While not all of the work in Play On seems to shine as well as it did a decade ago, this is an important show, one that is very well conceived and beautifully spaced. The idea of bringing in Ava Seymour to comment on this period seems an unnecessary distraction to the historical purpose of the show and her work 11 Bars of Oboe is highly elliptical in its references to John Cale and La Monte Young. Having said this there needs to be more of these types of shows that grapple with recent (but not too recent) practice with a view to reconsidering and re-evaluating the contexts that underpinned the formation of important work.
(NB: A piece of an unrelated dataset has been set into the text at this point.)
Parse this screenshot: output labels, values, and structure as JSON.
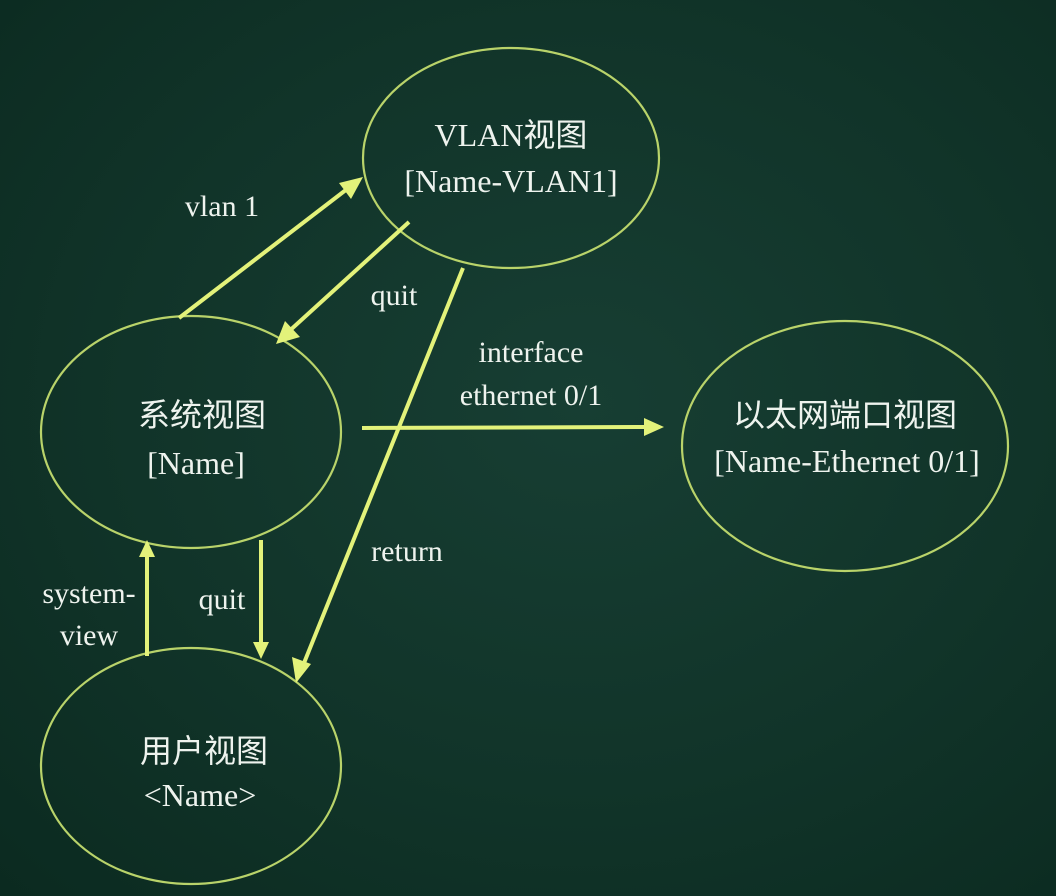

While Barton in the catalogue attempts to make sense of why artists in the 90s were so focused on music her suggestion that it (music) functions to partially subsume the isolation and individuality that comes with being an artist seems at best partial. To my mind, it’s more that popular music is an international language of style and credibility that has had a far wider appeal than art, and many artists have had to sublimate somehow a faint yearning that they have chosen as a career the wrong cultural discipline.